Well don't I sound...Canadian? And of course I sound like a proud parent, too!

Thursday, October 15, 2009

Vanity and aging

Vanity is "the excessive belief in one's own abilities or attractiveness to others", characterized by excessive pride. Vanity often concerns physical appearance, which is why a small case or types of cabinetry are called "vanity cases" or a "vanity".

Jane Austen differentiated between vanity and pride: "Vanity and pride are different things, though the words are often used synonymously. A person may be proud without being vain. Pride relates more to our opinion of ourselves; vanity, to what we would have others think of us."

We are all vain about something, even though we might not express it, or feign modesty (as women were taught to do) when complimented: "You have a beautiful singing voice." "Oh! Not
really."

Vanity is the distortion of a virtue, love, which includes love for one's self, just as gluttony is the exaggeration of healthy appetite.


I'm vain about my ability to make confident aesthetic choices. I'm vain about my curly hair, and I even feel vain
about being vain about it sometimes, because so many women conform to the sleek, straight look even if they have to go through all sorts of work to get it.
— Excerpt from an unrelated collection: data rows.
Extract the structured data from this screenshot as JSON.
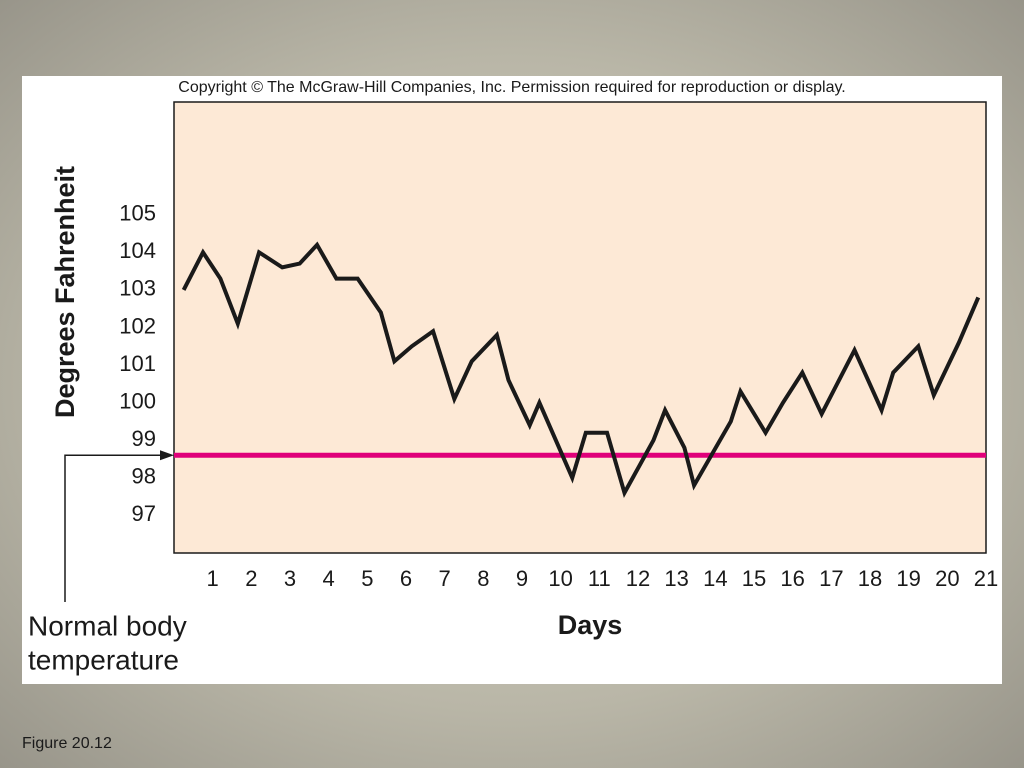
{
  "caption": "Figure 20.12",
  "chart_data": {
    "type": "line",
    "title": "Copyright © The McGraw-Hill Companies, Inc. Permission required for reproduction or display.",
    "y_label": "Degrees Fahrenheit",
    "x_label": "Days",
    "x": [
      0.25,
      0.75,
      1.2,
      1.65,
      2.2,
      2.8,
      3.25,
      3.7,
      4.2,
      4.75,
      5.35,
      5.7,
      6.15,
      6.7,
      7.25,
      7.7,
      8.35,
      8.65,
      9.2,
      9.45,
      10.3,
      10.65,
      11.2,
      11.65,
      12.4,
      12.7,
      13.2,
      13.45,
      14.4,
      14.65,
      15.3,
      15.75,
      16.25,
      16.75,
      17.15,
      17.6,
      18.3,
      18.6,
      19.25,
      19.65,
      20.3,
      20.8
    ],
    "values": [
      103.0,
      104.0,
      103.3,
      102.1,
      104.0,
      103.6,
      103.7,
      104.2,
      103.3,
      103.3,
      102.4,
      101.1,
      101.5,
      101.9,
      100.1,
      101.1,
      101.8,
      100.6,
      99.4,
      100.0,
      98.0,
      99.2,
      99.2,
      97.6,
      99.0,
      99.8,
      98.8,
      97.8,
      99.5,
      100.3,
      99.2,
      100.0,
      100.8,
      99.7,
      100.5,
      101.4,
      99.8,
      100.8,
      101.5,
      100.2,
      101.6,
      102.8
    ],
    "color": "#1a1a1a",
    "xlim": [
      0,
      21
    ],
    "xticks": [
      1,
      2,
      3,
      4,
      5,
      6,
      7,
      8,
      9,
      10,
      11,
      12,
      13,
      14,
      15,
      16,
      17,
      18,
      19,
      20,
      21
    ],
    "ylim": [
      96,
      108
    ],
    "yticks": [
      97,
      98,
      99,
      100,
      101,
      102,
      103,
      104,
      105
    ],
    "reference_line": {
      "value": 98.6,
      "color": "#e0007a",
      "label": [
        "Normal body",
        "temperature"
      ]
    }
  }
}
There are times though, when I am fed up with my vanity; I fire myself from claiming any specialness. I will see a decor article with its sumptuous pictures and think, "I could never assemble that audacious blend of colour, texture and objects!" I notice my hair is thinning as I age, so my vanity in being curly is not so certain. I am vain about my hands, especially my fingers, which are long, with strong nails. They are now crossed with prominent veins and plenty of wrinkles- I have to downgrade my vanity there, too.

If vanity is one's Deadly Sin of choice (mine is Sloth thank you very much, and I'll get back to you much later), aging is terrifying. The antidote for vanity is a practice of releasing some of the props and accepting what is.

Sometimes life does this for us as the years roll by, diminishing athletic skill or scratching up the lustre of youthful beauty. "What we would have others think of us", in Austen's words, is less relevant as we are released from the scrutiny of the world's judging eye.

As I age, I hope to retain a modest amount of pride, for it keeps me in the game, engaged with the world. My mother, at 98, wanted to be sure her lipstick matched her dress. But I will be relieved if I can shrug off the futile and false desire to receive continual confirmation from others.